The theater produced plays by writers noted for other literary forms including Oates, Plath, Donald Barthelme, Robert Coover, Paul Goodman, H.L. Mencken, S.J. Perelman, Anne Sexton, May Swenson and Robert Penn Warren.
It also nurtured such playwrights as Shepard, Tesich, Ribman, Alfred, Reynolds, Fornés, Bullins, Phillip Hayes Dean, William Hauptman, Emily Mann, Richard Nelson and Frank Chin and brought attention to such unconventional contemporary actor-writers as Bogosian, Irwin, Leguizamo and Dael Orlandersmith.
The American Place Theatre also produced the first productions of plays by many African-American writers, including Michael Bradford, Ed Bullins, Kia Corthron, James de Jongh, Joseph Edward, Lonne Elder III, Phillip Hayes Dean, Elaine Jackson, Alonzo D. Lamont Jr., Ron Milner, Matt Robinson, Charlie L. Russell and Vincent Smith.
Its American Humorists Series presented live performances of works by George Ade, Robert Benchley, Roy Blount Jr., A. Whitney Brown, Jules Feiffer, Bruce Jay Friedman, Cynthia Heimel, Dorothy Parker, Roger Rosenblatt, Damon Runyon, Jean Shepherd, James Thurber and Calvin Trillin.
Handman's theater was also, beginning in 1978, home to The Women's Project, directed by Julia Miles. It produced there for nine years before it grew into a separate entity, The Women's Project Theater.
Productions of The American Place Theatre were a launching pad for actors including Julia, Washington, Douglas, Chalfant, Gere, Langella, Mary Alice, Ellen Barkin, Roscoe Lee Browne, Faye Dunaway, Sandy Duncan, Morgan Freeman, Connie Britton, Kim Raver, Mira Sorvino, Jou Jou Papailler, Anna Deaver Smith, Joel Grey, Dustin Hoffman, Mary McDonnell, Lauren Graham, Zakes Mokae, Howard Rollins, John Spencer, Ralph Waite, Sam Waterston and Sigourney Weaver.
In 1994, The American Place Theatre added its Literature to Life program, which created verbatim adaptations of works of American literature to excite literacy in young minds. Its productions were offered to middle schools and high schools.
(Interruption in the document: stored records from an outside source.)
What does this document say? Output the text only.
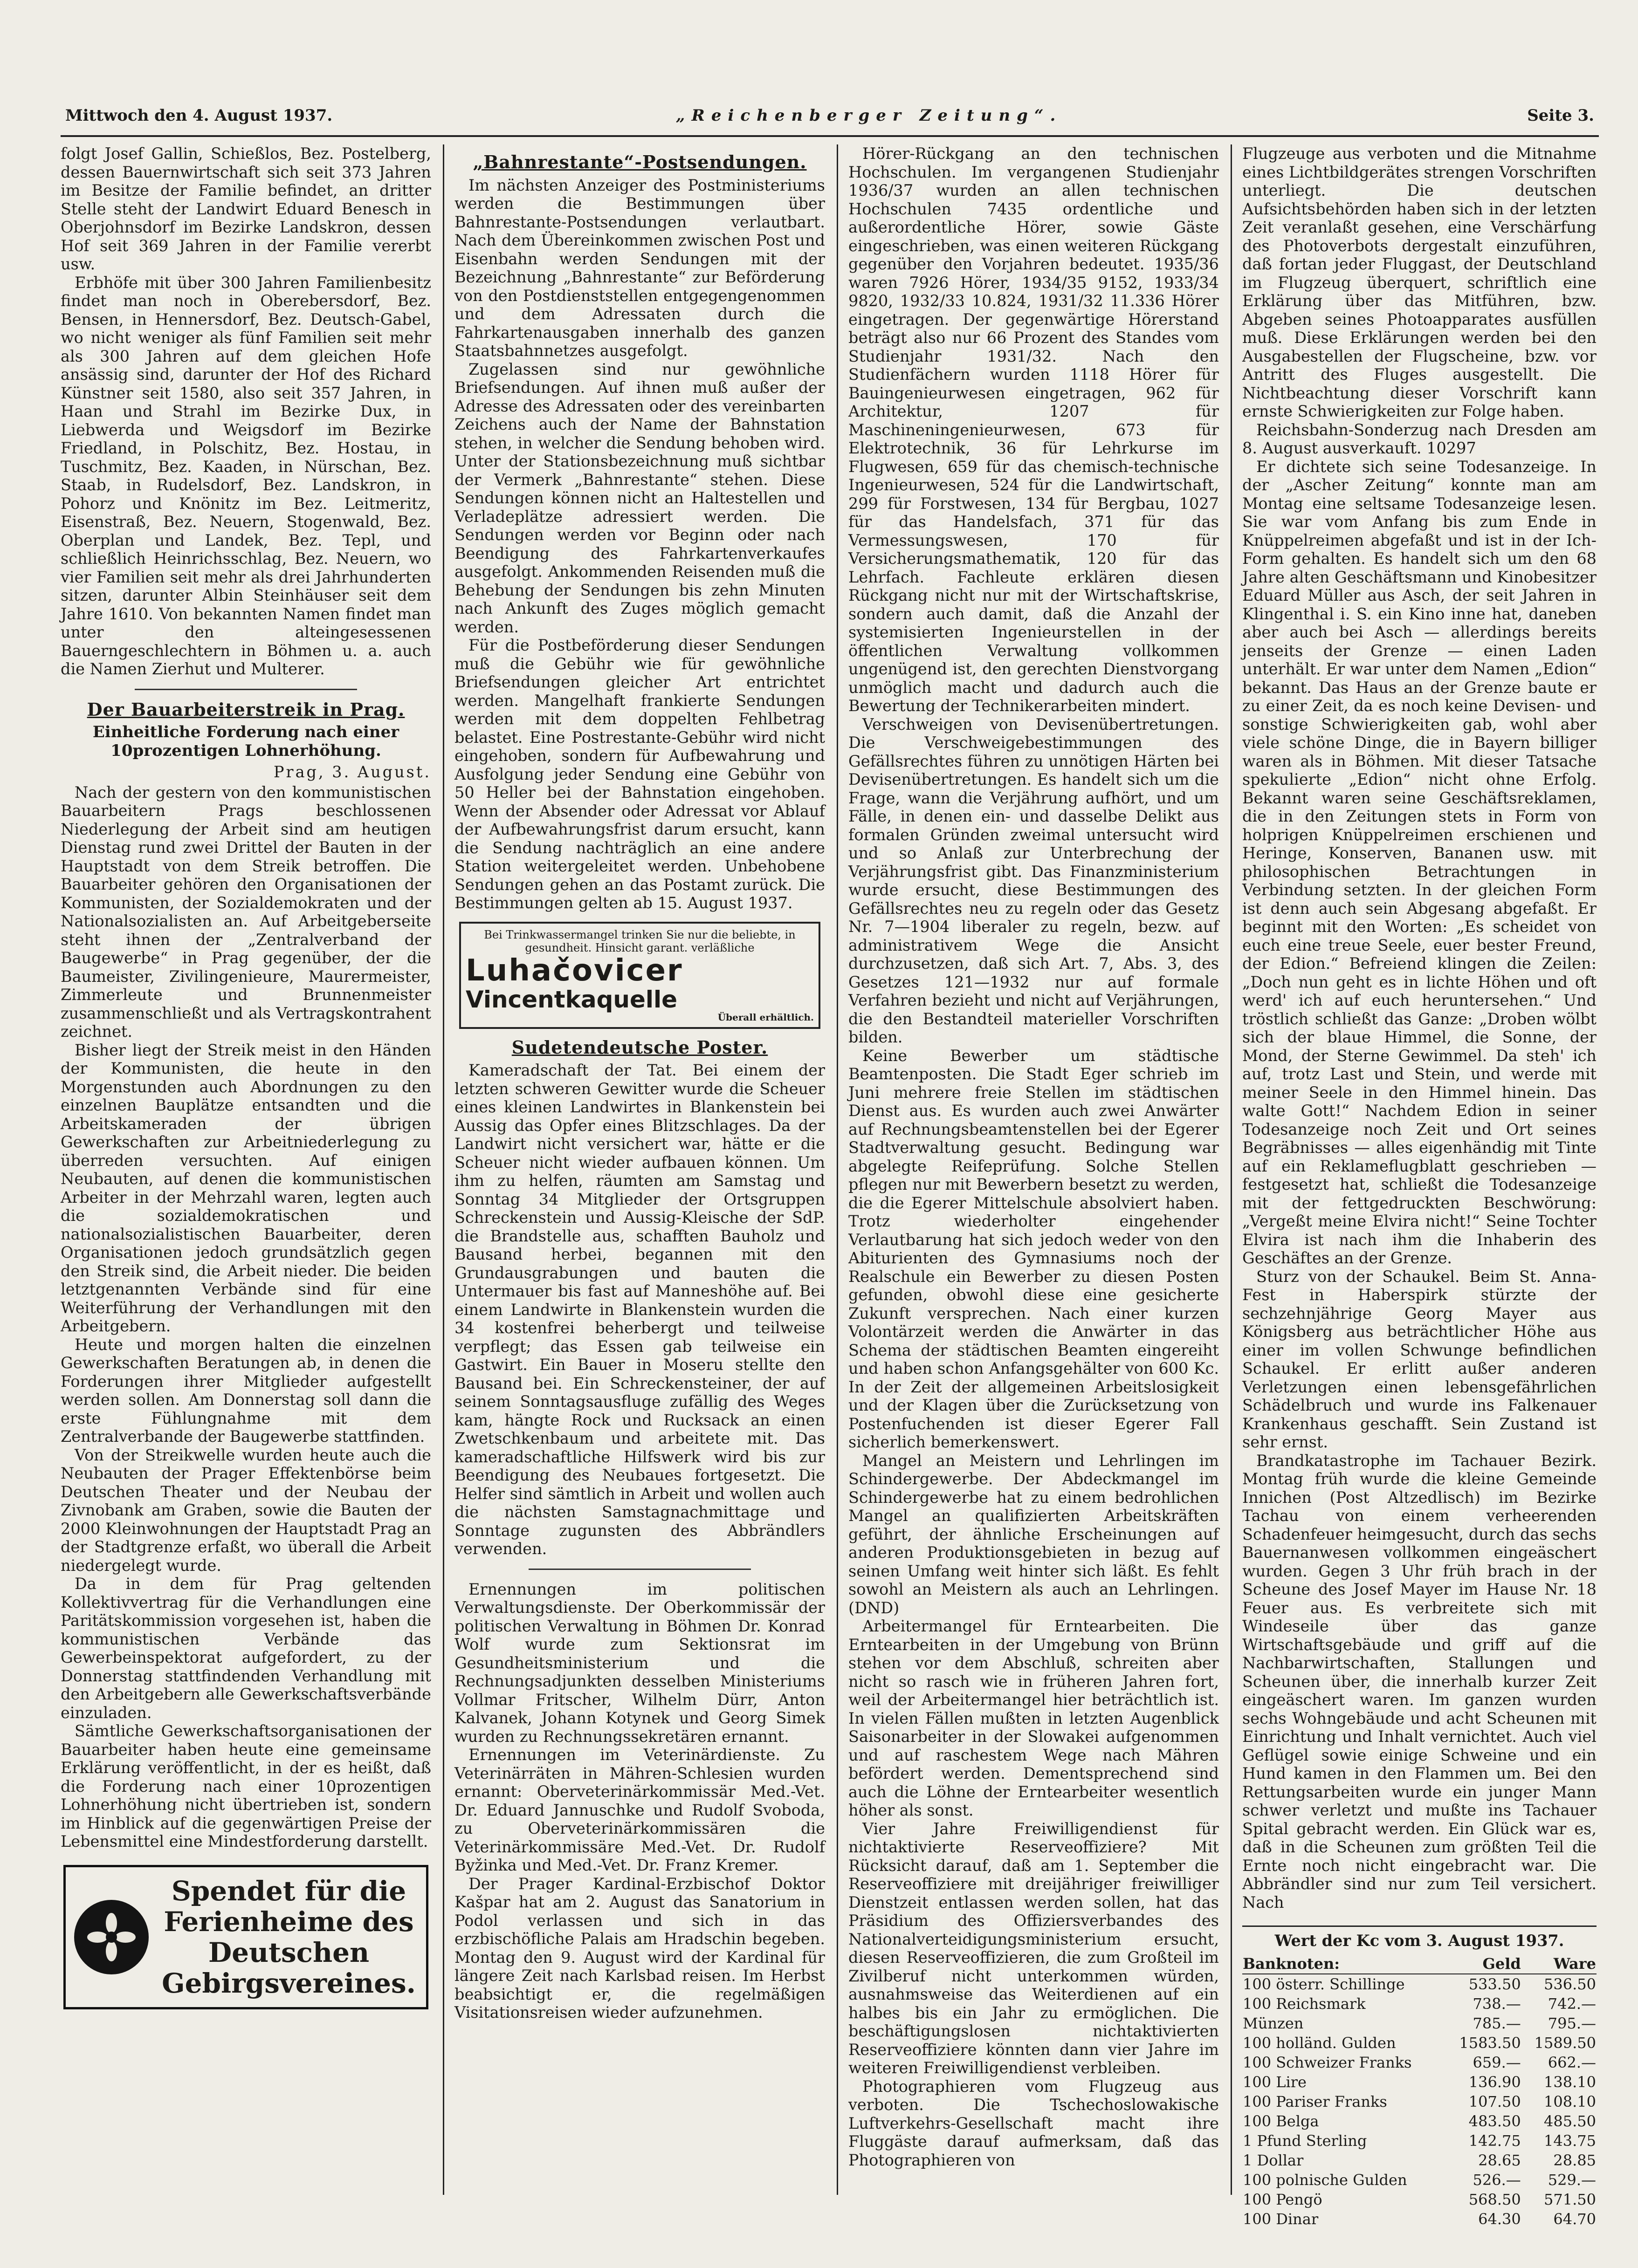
Mittwoch den 4. August 1937.	„Reichenberger Zeitung“.	Seite 3.

folgt Josef Gallin, Schießlos, Bez. Postelberg, dessen Bauernwirtschaft sich seit 373 Jahren im Besitze der Familie befindet, an dritter Stelle steht der Landwirt Eduard Benesch in Oberjohnsdorf im Bezirke Landskron, dessen Hof seit 369 Jahren in der Familie vererbt usw.

Erbhöfe mit über 300 Jahren Familienbesitz findet man noch in Oberebersdorf, Bez. Bensen, in Hennersdorf, Bez. Deutsch-Gabel, wo nicht weniger als fünf Familien seit mehr als 300 Jahren auf dem gleichen Hofe ansässig sind, darunter der Hof des Richard Künstner seit 1580, also seit 357 Jahren, in Haan und Strahl im Bezirke Dux, in Liebwerda und Weigsdorf im Bezirke Friedland, in Polschitz, Bez. Hostau, in Tuschmitz, Bez. Kaaden, in Nürschan, Bez. Staab, in Rudelsdorf, Bez. Landskron, in Pohorz und Knönitz im Bez. Leitmeritz, Eisenstraß, Bez. Neuern, Stogenwald, Bez. Oberplan und Landek, Bez. Tepl, und schließlich Heinrichsschlag, Bez. Neuern, wo vier Familien seit mehr als drei Jahrhunderten sitzen, darunter Albin Steinhäuser seit dem Jahre 1610. Von bekannten Namen findet man unter den alteingesessenen Bauerngeschlechtern in Böhmen u. a. auch die Namen Zierhut und Multerer.

Der Bauarbeiterstreik in Prag.
Einheitliche Forderung nach einer 10prozentigen Lohnerhöhung.
Prag, 3. August.

Nach der gestern von den kommunistischen Bauarbeitern Prags beschlossenen Niederlegung der Arbeit sind am heutigen Dienstag rund zwei Drittel der Bauten in der Hauptstadt von dem Streik betroffen. Die Bauarbeiter gehören den Organisationen der Kommunisten, der Sozialdemokraten und der Nationalsozialisten an. Auf Arbeitgeberseite steht ihnen der „Zentralverband der Baugewerbe“ in Prag gegenüber, der die Baumeister, Zivilingenieure, Maurermeister, Zimmerleute und Brunnenmeister zusammenschließt und als Vertragskontrahent zeichnet.

Bisher liegt der Streik meist in den Händen der Kommunisten, die heute in den Morgenstunden auch Abordnungen zu den einzelnen Bauplätze entsandten und die Arbeitskameraden der übrigen Gewerkschaften zur Arbeitniederlegung zu überreden versuchten. Auf einigen Neubauten, auf denen die kommunistischen Arbeiter in der Mehrzahl waren, legten auch die sozialdemokratischen und nationalsozialistischen Bauarbeiter, deren Organisationen jedoch grundsätzlich gegen den Streik sind, die Arbeit nieder. Die beiden letztgenannten Verbände sind für eine Weiterführung der Verhandlungen mit den Arbeitgebern.

Heute und morgen halten die einzelnen Gewerkschaften Beratungen ab, in denen die Forderungen ihrer Mitglieder aufgestellt werden sollen. Am Donnerstag soll dann die erste Fühlungnahme mit dem Zentralverbande der Baugewerbe stattfinden.

Von der Streikwelle wurden heute auch die Neubauten der Prager Effektenbörse beim Deutschen Theater und der Neubau der Zivnobank am Graben, sowie die Bauten der 2000 Kleinwohnungen der Hauptstadt Prag an der Stadtgrenze erfaßt, wo überall die Arbeit niedergelegt wurde.

Da in dem für Prag geltenden Kollektivvertrag für die Verhandlungen eine Paritätskommission vorgesehen ist, haben die kommunistischen Verbände das Gewerbeinspektorat aufgefordert, zu der Donnerstag stattfindenden Verhandlung mit den Arbeitgebern alle Gewerkschaftsverbände einzuladen.

Sämtliche Gewerkschaftsorganisationen der Bauarbeiter haben heute eine gemeinsame Erklärung veröffentlicht, in der es heißt, daß die Forderung nach einer 10prozentigen Lohnerhöhung nicht übertrieben ist, sondern im Hinblick auf die gegenwärtigen Preise der Lebensmittel eine Mindestforderung darstellt.

Spendet für die Ferienheime des Deutschen Gebirgsvereines.
„Bahnrestante“-Postsendungen.

Im nächsten Anzeiger des Postministeriums werden die Bestimmungen über Bahnrestante-Postsendungen verlautbart. Nach dem Übereinkommen zwischen Post und Eisenbahn werden Sendungen mit der Bezeichnung „Bahnrestante“ zur Beförderung von den Postdienststellen entgegengenommen und dem Adressaten durch die Fahrkartenausgaben innerhalb des ganzen Staatsbahnnetzes ausgefolgt.

Zugelassen sind nur gewöhnliche Briefsendungen. Auf ihnen muß außer der Adresse des Adressaten oder des vereinbarten Zeichens auch der Name der Bahnstation stehen, in welcher die Sendung behoben wird. Unter der Stationsbezeichnung muß sichtbar der Vermerk „Bahnrestante“ stehen. Diese Sendungen können nicht an Haltestellen und Verladeplätze adressiert werden. Die Sendungen werden vor Beginn oder nach Beendigung des Fahrkartenverkaufes ausgefolgt. Ankommenden Reisenden muß die Behebung der Sendungen bis zehn Minuten nach Ankunft des Zuges möglich gemacht werden.

Für die Postbeförderung dieser Sendungen muß die Gebühr wie für gewöhnliche Briefsendungen gleicher Art entrichtet werden. Mangelhaft frankierte Sendungen werden mit dem doppelten Fehlbetrag belastet. Eine Postrestante-Gebühr wird nicht eingehoben, sondern für Aufbewahrung und Ausfolgung jeder Sendung eine Gebühr von 50 Heller bei der Bahnstation eingehoben. Wenn der Absender oder Adressat vor Ablauf der Aufbewahrungsfrist darum ersucht, kann die Sendung nachträglich an eine andere Station weitergeleitet werden. Unbehobene Sendungen gehen an das Postamt zurück. Die Bestimmungen gelten ab 15. August 1937.

Bei Trinkwassermangel trinken Sie nur die beliebte, in gesundheit. Hinsicht garant. verläßliche
Luhačovicer
Vincentkaquelle
Überall erhältlich.
Sudetendeutsche Poster.

Kameradschaft der Tat. Bei einem der letzten schweren Gewitter wurde die Scheuer eines kleinen Landwirtes in Blankenstein bei Aussig das Opfer eines Blitzschlages. Da der Landwirt nicht versichert war, hätte er die Scheuer nicht wieder aufbauen können. Um ihm zu helfen, räumten am Samstag und Sonntag 34 Mitglieder der Ortsgruppen Schreckenstein und Aussig-Kleische der SdP. die Brandstelle aus, schafften Bauholz und Bausand herbei, begannen mit den Grundausgrabungen und bauten die Untermauer bis fast auf Manneshöhe auf. Bei einem Landwirte in Blankenstein wurden die 34 kostenfrei beherbergt und teilweise verpflegt; das Essen gab teilweise ein Gastwirt. Ein Bauer in Moseru stellte den Bausand bei. Ein Schreckensteiner, der auf seinem Sonntagsausfluge zufällig des Weges kam, hängte Rock und Rucksack an einen Zwetschkenbaum und arbeitete mit. Das kameradschaftliche Hilfswerk wird bis zur Beendigung des Neubaues fortgesetzt. Die Helfer sind sämtlich in Arbeit und wollen auch die nächsten Samstagnachmittage und Sonntage zugunsten des Abbrändlers verwenden.

Ernennungen im politischen Verwaltungsdienste. Der Oberkommissär der politischen Verwaltung in Böhmen Dr. Konrad Wolf wurde zum Sektionsrat im Gesundheitsministerium und die Rechnungsadjunkten desselben Ministeriums Vollmar Fritscher, Wilhelm Dürr, Anton Kalvanek, Johann Kotynek und Georg Simek wurden zu Rechnungssekretären ernannt.

Ernennungen im Veterinärdienste. Zu Veterinärräten in Mähren-Schlesien wurden ernannt: Oberveterinärkommissär Med.-Vet. Dr. Eduard Jannuschke und Rudolf Svoboda, zu Oberveterinärkommissären die Veterinärkommissäre Med.-Vet. Dr. Rudolf Byžinka und Med.-Vet. Dr. Franz Kremer.

Der Prager Kardinal-Erzbischof Doktor Kašpar hat am 2. August das Sanatorium in Podol verlassen und sich in das erzbischöfliche Palais am Hradschin begeben. Montag den 9. August wird der Kardinal für längere Zeit nach Karlsbad reisen. Im Herbst beabsichtigt er, die regelmäßigen Visitationsreisen wieder aufzunehmen.

Hörer-Rückgang an den technischen Hochschulen. Im vergangenen Studienjahr 1936/37 wurden an allen technischen Hochschulen 7435 ordentliche und außerordentliche Hörer, sowie Gäste eingeschrieben, was einen weiteren Rückgang gegenüber den Vorjahren bedeutet. 1935/36 waren 7926 Hörer, 1934/35 9152, 1933/34 9820, 1932/33 10.824, 1931/32 11.336 Hörer eingetragen. Der gegenwärtige Hörerstand beträgt also nur 66 Prozent des Standes vom Studienjahr 1931/32. Nach den Studienfächern wurden 1118 Hörer für Bauingenieurwesen eingetragen, 962 für Architektur, 1207 für Maschineningenieurwesen, 673 für Elektrotechnik, 36 für Lehrkurse im Flugwesen, 659 für das chemisch-technische Ingenieurwesen, 524 für die Landwirtschaft, 299 für Forstwesen, 134 für Bergbau, 1027 für das Handelsfach, 371 für das Vermessungswesen, 170 für Versicherungsmathematik, 120 für das Lehrfach. Fachleute erklären diesen Rückgang nicht nur mit der Wirtschaftskrise, sondern auch damit, daß die Anzahl der systemisierten Ingenieurstellen in der öffentlichen Verwaltung vollkommen ungenügend ist, den gerechten Dienstvorgang unmöglich macht und dadurch auch die Bewertung der Technikerarbeiten mindert.

Verschweigen von Devisenübertretungen. Die Verschweigebestimmungen des Gefällsrechtes führen zu unnötigen Härten bei Devisenübertretungen. Es handelt sich um die Frage, wann die Verjährung aufhört, und um Fälle, in denen ein- und dasselbe Delikt aus formalen Gründen zweimal untersucht wird und so Anlaß zur Unterbrechung der Verjährungsfrist gibt. Das Finanzministerium wurde ersucht, diese Bestimmungen des Gefällsrechtes neu zu regeln oder das Gesetz Nr. 7—1904 liberaler zu regeln, bezw. auf administrativem Wege die Ansicht durchzusetzen, daß sich Art. 7, Abs. 3, des Gesetzes 121—1932 nur auf formale Verfahren bezieht und nicht auf Verjährungen, die den Bestandteil materieller Vorschriften bilden.

Keine Bewerber um städtische Beamtenposten. Die Stadt Eger schrieb im Juni mehrere freie Stellen im städtischen Dienst aus. Es wurden auch zwei Anwärter auf Rechnungsbeamtenstellen bei der Egerer Stadtverwaltung gesucht. Bedingung war abgelegte Reifeprüfung. Solche Stellen pflegen nur mit Bewerbern besetzt zu werden, die die Egerer Mittelschule absolviert haben. Trotz wiederholter eingehender Verlautbarung hat sich jedoch weder von den Abiturienten des Gymnasiums noch der Realschule ein Bewerber zu diesen Posten gefunden, obwohl diese eine gesicherte Zukunft versprechen. Nach einer kurzen Volontärzeit werden die Anwärter in das Schema der städtischen Beamten eingereiht und haben schon Anfangsgehälter von 600 Kc. In der Zeit der allgemeinen Arbeitslosigkeit und der Klagen über die Zurücksetzung von Postenfuchenden ist dieser Egerer Fall sicherlich bemerkenswert.

Mangel an Meistern und Lehrlingen im Schindergewerbe. Der Abdeckmangel im Schindergewerbe hat zu einem bedrohlichen Mangel an qualifizierten Arbeitskräften geführt, der ähnliche Erscheinungen auf anderen Produktionsgebieten in bezug auf seinen Umfang weit hinter sich läßt. Es fehlt sowohl an Meistern als auch an Lehrlingen. (DND)

Arbeitermangel für Erntearbeiten. Die Erntearbeiten in der Umgebung von Brünn stehen vor dem Abschluß, schreiten aber nicht so rasch wie in früheren Jahren fort, weil der Arbeitermangel hier beträchtlich ist. In vielen Fällen mußten in letzten Augenblick Saisonarbeiter in der Slowakei aufgenommen und auf raschestem Wege nach Mähren befördert werden. Dementsprechend sind auch die Löhne der Erntearbeiter wesentlich höher als sonst.

Vier Jahre Freiwilligendienst für nichtaktivierte Reserveoffiziere? Mit Rücksicht darauf, daß am 1. September die Reserveoffiziere mit dreijähriger freiwilliger Dienstzeit entlassen werden sollen, hat das Präsidium des Offiziersverbandes des Nationalverteidigungsministerium ersucht, diesen Reserveoffizieren, die zum Großteil im Zivilberuf nicht unterkommen würden, ausnahmsweise das Weiterdienen auf ein halbes bis ein Jahr zu ermöglichen. Die beschäftigungslosen nichtaktivierten Reserveoffiziere könnten dann vier Jahre im weiteren Freiwilligendienst verbleiben.

Photographieren vom Flugzeug aus verboten. Die Tschechoslowakische Luftverkehrs-Gesellschaft macht ihre Fluggäste darauf aufmerksam, daß das Photographieren von

Flugzeuge aus verboten und die Mitnahme eines Lichtbildgerätes strengen Vorschriften unterliegt. Die deutschen Aufsichtsbehörden haben sich in der letzten Zeit veranlaßt gesehen, eine Verschärfung des Photoverbots dergestalt einzuführen, daß fortan jeder Fluggast, der Deutschland im Flugzeug überquert, schriftlich eine Erklärung über das Mitführen, bzw. Abgeben seines Photoapparates ausfüllen muß. Diese Erklärungen werden bei den Ausgabestellen der Flugscheine, bzw. vor Antritt des Fluges ausgestellt. Die Nichtbeachtung dieser Vorschrift kann ernste Schwierigkeiten zur Folge haben.

Reichsbahn-Sonderzug nach Dresden am 8. August ausverkauft. 10297

Er dichtete sich seine Todesanzeige. In der „Ascher Zeitung“ konnte man am Montag eine seltsame Todesanzeige lesen. Sie war vom Anfang bis zum Ende in Knüppelreimen abgefaßt und ist in der Ich-Form gehalten. Es handelt sich um den 68 Jahre alten Geschäftsmann und Kinobesitzer Eduard Müller aus Asch, der seit Jahren in Klingenthal i. S. ein Kino inne hat, daneben aber auch bei Asch — allerdings bereits jenseits der Grenze — einen Laden unterhält. Er war unter dem Namen „Edion“ bekannt. Das Haus an der Grenze baute er zu einer Zeit, da es noch keine Devisen- und sonstige Schwierigkeiten gab, wohl aber viele schöne Dinge, die in Bayern billiger waren als in Böhmen. Mit dieser Tatsache spekulierte „Edion“ nicht ohne Erfolg. Bekannt waren seine Geschäftsreklamen, die in den Zeitungen stets in Form von holprigen Knüppelreimen erschienen und Heringe, Konserven, Bananen usw. mit philosophischen Betrachtungen in Verbindung setzten. In der gleichen Form ist denn auch sein Abgesang abgefaßt. Er beginnt mit den Worten: „Es scheidet von euch eine treue Seele, euer bester Freund, der Edion.“ Befreiend klingen die Zeilen: „Doch nun geht es in lichte Höhen und oft werd' ich auf euch heruntersehen.“ Und tröstlich schließt das Ganze: „Droben wölbt sich der blaue Himmel, die Sonne, der Mond, der Sterne Gewimmel. Da steh' ich auf, trotz Last und Stein, und werde mit meiner Seele in den Himmel hinein. Das walte Gott!“ Nachdem Edion in seiner Todesanzeige noch Zeit und Ort seines Begräbnisses — alles eigenhändig mit Tinte auf ein Reklameflugblatt geschrieben — festgesetzt hat, schließt die Todesanzeige mit der fettgedruckten Beschwörung: „Vergeßt meine Elvira nicht!“ Seine Tochter Elvira ist nach ihm die Inhaberin des Geschäftes an der Grenze.

Sturz von der Schaukel. Beim St. Anna-Fest in Haberspirk stürzte der sechzehnjährige Georg Mayer aus Königsberg aus beträchtlicher Höhe aus einer im vollen Schwunge befindlichen Schaukel. Er erlitt außer anderen Verletzungen einen lebensgefährlichen Schädelbruch und wurde ins Falkenauer Krankenhaus geschafft. Sein Zustand ist sehr ernst.

Brandkatastrophe im Tachauer Bezirk. Montag früh wurde die kleine Gemeinde Innichen (Post Altzedlisch) im Bezirke Tachau von einem verheerenden Schadenfeuer heimgesucht, durch das sechs Bauernanwesen vollkommen eingeäschert wurden. Gegen 3 Uhr früh brach in der Scheune des Josef Mayer im Hause Nr. 18 Feuer aus. Es verbreitete sich mit Windeseile über das ganze Wirtschaftsgebäude und griff auf die Nachbarwirtschaften, Stallungen und Scheunen über, die innerhalb kurzer Zeit eingeäschert waren. Im ganzen wurden sechs Wohngebäude und acht Scheunen mit Einrichtung und Inhalt vernichtet. Auch viel Geflügel sowie einige Schweine und ein Hund kamen in den Flammen um. Bei den Rettungsarbeiten wurde ein junger Mann schwer verletzt und mußte ins Tachauer Spital gebracht werden. Ein Glück war es, daß in die Scheunen zum größten Teil die Ernte noch nicht eingebracht war. Die Abbrändler sind nur zum Teil versichert. Nach

Wert der Kc vom 3. August 1937.
Banknoten:	Geld	Ware
100 österr. Schillinge	533.50	536.50
100 Reichsmark	738.—	742.—
Münzen	785.—	795.—
100 holländ. Gulden	1583.50	1589.50
100 Schweizer Franks	659.—	662.—
100 Lire	136.90	138.10
100 Pariser Franks	107.50	108.10
100 Belga	483.50	485.50
1 Pfund Sterling	142.75	143.75
1 Dollar	28.65	28.85
100 polnische Gulden	526.—	529.—
100 Pengö	568.50	571.50
100 Dinar	64.30	64.70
It created a stage version of Toni Morrison's The Bluest Eye and went on to develop productions based on Ray Bradbury's Fahrenheit 451, Jonathan Safran Foer's Extremely Loud & Incredibly Close, Sue Monk Kidd's The Secret Life of Bees, Khaled Hosseini's The Kite Runner and more. Most of the projects were directed by Handman; many were directed by Elise Thoron, who now heads the program.
Project 451, a funding initiative of Literature to Life, was started during the 2008-09 season to ensure that reading, writing and the arts remain a primary component of the education of young Americans.
Handman's honors included CCNY's Townsend Harris Medal (its highest honor), the Lucille Lortel Lifetime Achievement Award and a New Federal Theatre Lifetime Achievement Award.
Survivors include his daughters, Laura and Liza; his grandchildren, Charlotte and Wyatt; and his great-granddaughter, Rose.
Handman's family said it expects to have a large celebration of his life "when we can all assemble again." In lieu of flowers, contributions are encouraged to three nonprofits: The Film Forum for its production of It Takes a Lunatic; the American Place Theater and its Literature to Life program; and the Actors Fund.